The spot market ended July on a high note, with truckload volume rising sharply and truckload capacity tightening during the week ending August 2, according to DAT Solutions, which operates a network of load boards.

DAT found that the overall number of loads posted increased 7.5%, compared to the prior week, while the number of available trucks decreased 7.4%.

Meanwhile, rates were “relatively stable” as a national average, the company pointed out, “masking big changes in individual markets and lanes.”

The national average van rate fell 1 cent (0.5%) to $2.06 per mile (including fuel surcharge) on the spot market.

Van load availability climbed 6.9% while posted capacity fell 7.7% for the week. The national van load-to-truck ratio jumped 16% to 3.1, meaning there were 3.1 loads posted for every truck available on DAT’s load boards.

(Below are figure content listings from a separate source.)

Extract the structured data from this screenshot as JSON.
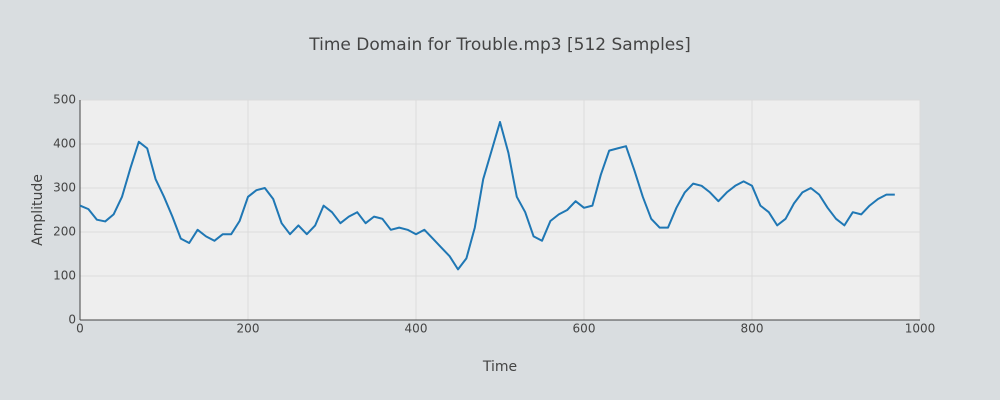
{
  "chart_data": {
    "type": "line",
    "title": "Time Domain for Trouble.mp3 [512 Samples]",
    "x_label": "Time",
    "y_label": "Amplitude",
    "x": [
      0,
      10,
      20,
      30,
      40,
      50,
      60,
      70,
      80,
      90,
      100,
      110,
      120,
      130,
      140,
      150,
      160,
      170,
      180,
      190,
      200,
      210,
      220,
      230,
      240,
      250,
      260,
      270,
      280,
      290,
      300,
      310,
      320,
      330,
      340,
      350,
      360,
      370,
      380,
      390,
      400,
      410,
      420,
      430,
      440,
      450,
      460,
      470,
      480,
      490,
      500,
      510,
      520,
      530,
      540,
      550,
      560,
      570,
      580,
      590,
      600,
      610,
      620,
      630,
      640,
      650,
      660,
      670,
      680,
      690,
      700,
      710,
      720,
      730,
      740,
      750,
      760,
      770,
      780,
      790,
      800,
      810,
      820,
      830,
      840,
      850,
      860,
      870,
      880,
      890,
      900,
      910,
      920,
      930,
      940,
      950,
      960,
      970
    ],
    "series": [
      {
        "name": "Amplitude",
        "color": "#1f77b4",
        "values": [
          260,
          252,
          228,
          224,
          240,
          280,
          345,
          405,
          390,
          320,
          280,
          235,
          185,
          175,
          205,
          190,
          180,
          195,
          195,
          225,
          280,
          295,
          300,
          275,
          220,
          195,
          215,
          195,
          215,
          260,
          245,
          220,
          235,
          245,
          220,
          235,
          230,
          205,
          210,
          205,
          195,
          205,
          185,
          165,
          145,
          115,
          140,
          210,
          320,
          385,
          450,
          380,
          280,
          245,
          190,
          180,
          225,
          240,
          250,
          270,
          255,
          260,
          330,
          385,
          390,
          395,
          340,
          280,
          230,
          210,
          210,
          255,
          290,
          310,
          305,
          290,
          270,
          290,
          305,
          315,
          305,
          260,
          245,
          215,
          230,
          265,
          290,
          300,
          285,
          255,
          230,
          215,
          245,
          240,
          260,
          275,
          285,
          285
        ]
      }
    ],
    "xlim": [
      0,
      1000
    ],
    "xticks": [
      0,
      200,
      400,
      600,
      800,
      1000
    ],
    "ylim": [
      0,
      500
    ],
    "yticks": [
      0,
      100,
      200,
      300,
      400,
      500
    ],
    "grid": true
  }
}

For the month of July, the van load-to-truck ratio averaged 3.2, a 26% plummet from June. However, this July ended 23% above the level hit in July 2013.

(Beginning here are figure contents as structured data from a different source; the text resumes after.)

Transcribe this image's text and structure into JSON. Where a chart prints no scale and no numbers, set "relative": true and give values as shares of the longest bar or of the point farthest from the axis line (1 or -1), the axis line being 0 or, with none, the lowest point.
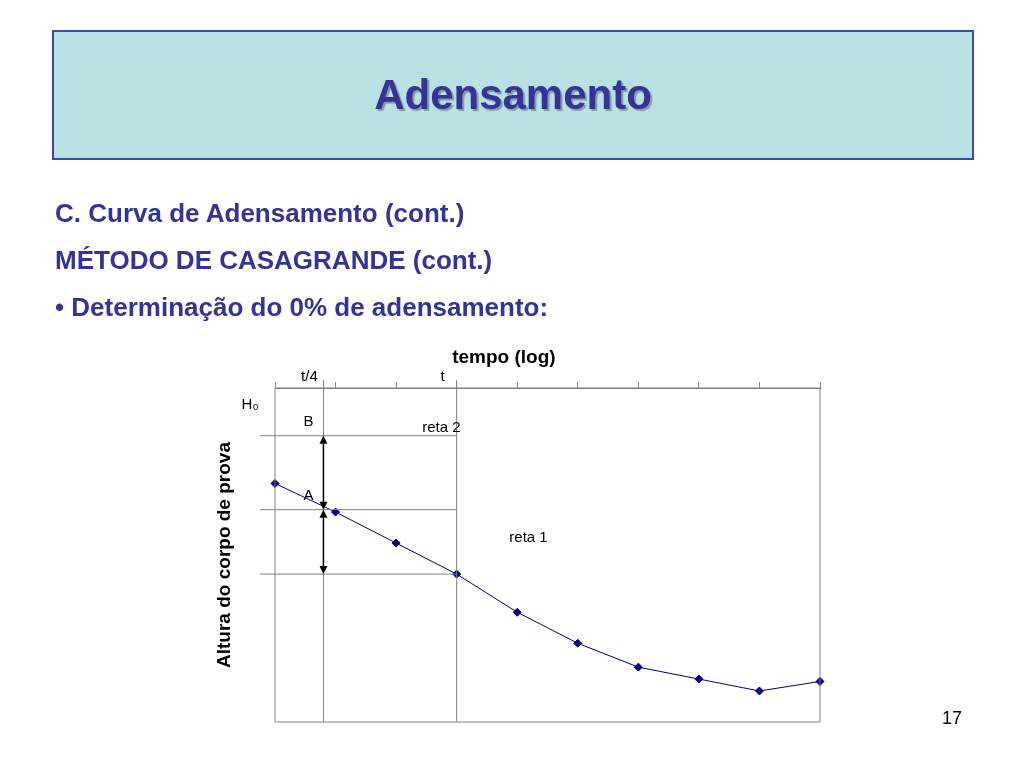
{
  "chart_data": {
    "type": "line",
    "title": "Adensamento",
    "subtitle": "C. Curva de Adensamento (cont.)\nMÉTODO DE CASAGRANDE (cont.)\n• Determinação do 0% de adensamento:",
    "ylabel": "Altura do corpo de prova",
    "relative": true,
    "grid": false,
    "legend": false,
    "marker": "diamond",
    "line_style": "solid",
    "categories": [
      null,
      null,
      null,
      null,
      null,
      null,
      null,
      null,
      null,
      null
    ],
    "series": [
      {
        "color": "#000080",
        "values": [
          1,
          0.88,
          0.75,
          0.62,
          0.46,
          0.33,
          0.23,
          0.18,
          0.13,
          0.17
        ]
      }
    ],
    "ref_lines": [
      {
        "axis": "y",
        "value": 1.2,
        "label": "B",
        "color": "#808080"
      },
      {
        "axis": "y",
        "value": 0.89,
        "label": "A",
        "color": "#808080"
      },
      {
        "axis": "y",
        "value": 0.62,
        "color": "#808080"
      }
    ],
    "annotations": [
      "H₀",
      "reta 2",
      "reta 1",
      "tempo (log)",
      "t/4",
      "t",
      "17"
    ]
  }
}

The national average reefer rate dipped just 1 cent (0.4%) to $2.35 per mile, which DAT called “a strong rate historically. “

The number of posted refrigerated loads increased 7.9% and capacity decreased 5.2%, compared to the previous week. The resulting refrigerated load-to-truck ratio was up 14% to 8.9 loads per truck.

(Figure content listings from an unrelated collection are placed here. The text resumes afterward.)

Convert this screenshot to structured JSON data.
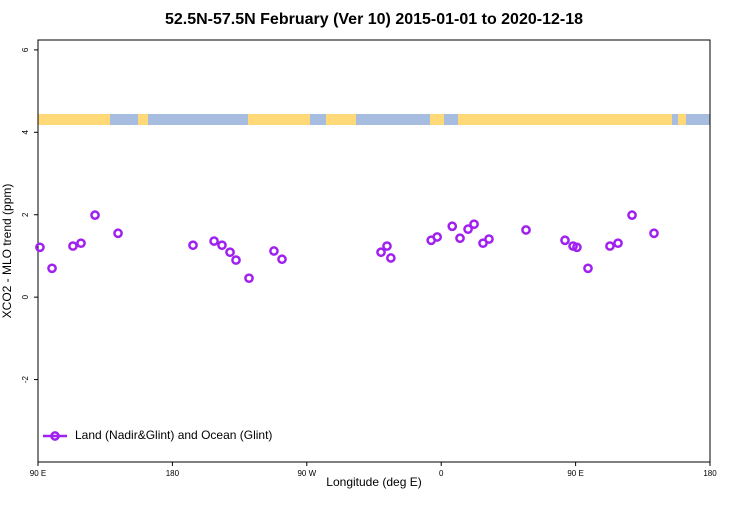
{
  "chart_data": {
    "type": "scatter",
    "title": "52.5N-57.5N February (Ver 10)   2015-01-01 to 2020-12-18",
    "x_label": "Longitude (deg E)",
    "y_label": "XCO2 - MLO trend (ppm)",
    "xlim": [
      -270,
      180
    ],
    "ylim": [
      -4,
      6.24
    ],
    "xticks": [
      {
        "value": -270,
        "label": "90 E"
      },
      {
        "value": -180,
        "label": "180"
      },
      {
        "value": -90,
        "label": "90 W"
      },
      0,
      {
        "value": 90,
        "label": "90 E"
      },
      {
        "value": 180,
        "label": "180"
      }
    ],
    "yticks": [
      -2,
      0,
      2,
      4,
      6
    ],
    "legend_position": "bottom-left",
    "series": [
      {
        "name": "Land (Nadir&Glint) and Ocean (Glint)",
        "color": "#a020f0",
        "x": [
          -268.7,
          -260.6,
          -246.6,
          -241.2,
          -231.8,
          -216.4,
          -166.2,
          -152.1,
          -146.8,
          -141.4,
          -137.4,
          -128.7,
          -112.0,
          -106.6,
          -40.3,
          -36.3,
          -33.7,
          -6.7,
          -2.7,
          7.4,
          12.6,
          18.0,
          22.0,
          28.0,
          32.0,
          56.8,
          82.9,
          88.3,
          90.9,
          98.3,
          113.0,
          118.4,
          127.8,
          142.5
        ],
        "values": [
          1.21,
          0.7,
          1.24,
          1.31,
          1.99,
          1.55,
          1.26,
          1.36,
          1.26,
          1.09,
          0.9,
          0.46,
          1.12,
          0.92,
          1.09,
          1.24,
          0.95,
          1.38,
          1.46,
          1.72,
          1.43,
          1.65,
          1.77,
          1.31,
          1.41,
          1.63,
          1.38,
          1.24,
          1.21,
          0.7,
          1.24,
          1.31,
          1.99,
          1.55
        ]
      }
    ]
  }
}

For the month, the average reefer load-to-truck ratio declined 21% to 9.1 from a seasonal high of 11.5 in June. Year-over-year, the load-to-truck ratio was 15% higher compared to July 2013.

Flatbed rates went unchanged, with the national average at $2.44 per mile.

Flatbed load availability increased 6.0% while capacity declined 7.1%. As a result, load-to-truck ratio jumped 14%, compared to the previous week, rising from 31.9 to 36.4 loads per truck.

For July, flatbed load volume declined 11% compared to June. But capacity increased 14%-- driving the load-to-truck ratio down 22%. Compared to July 2013, however, there were 52% more flatbed loads and 19% fewer trucks posted. That resulted in an 88% increase in the flatbed load-to-truck ratio year-over-year.

DAT pointed out that the load-to-truck ratios that it reports for each week represent the number of loads posted for every truck posted on the company’s load boards.

“The load-to-truck ratio is a sensitive, real-time indicator of the balance between spot market demand and capacity,” advised the company. “Changes in the ratio often signal impending changes in rates.

DAT noted that it makes available weekly reports on spot rates and demand.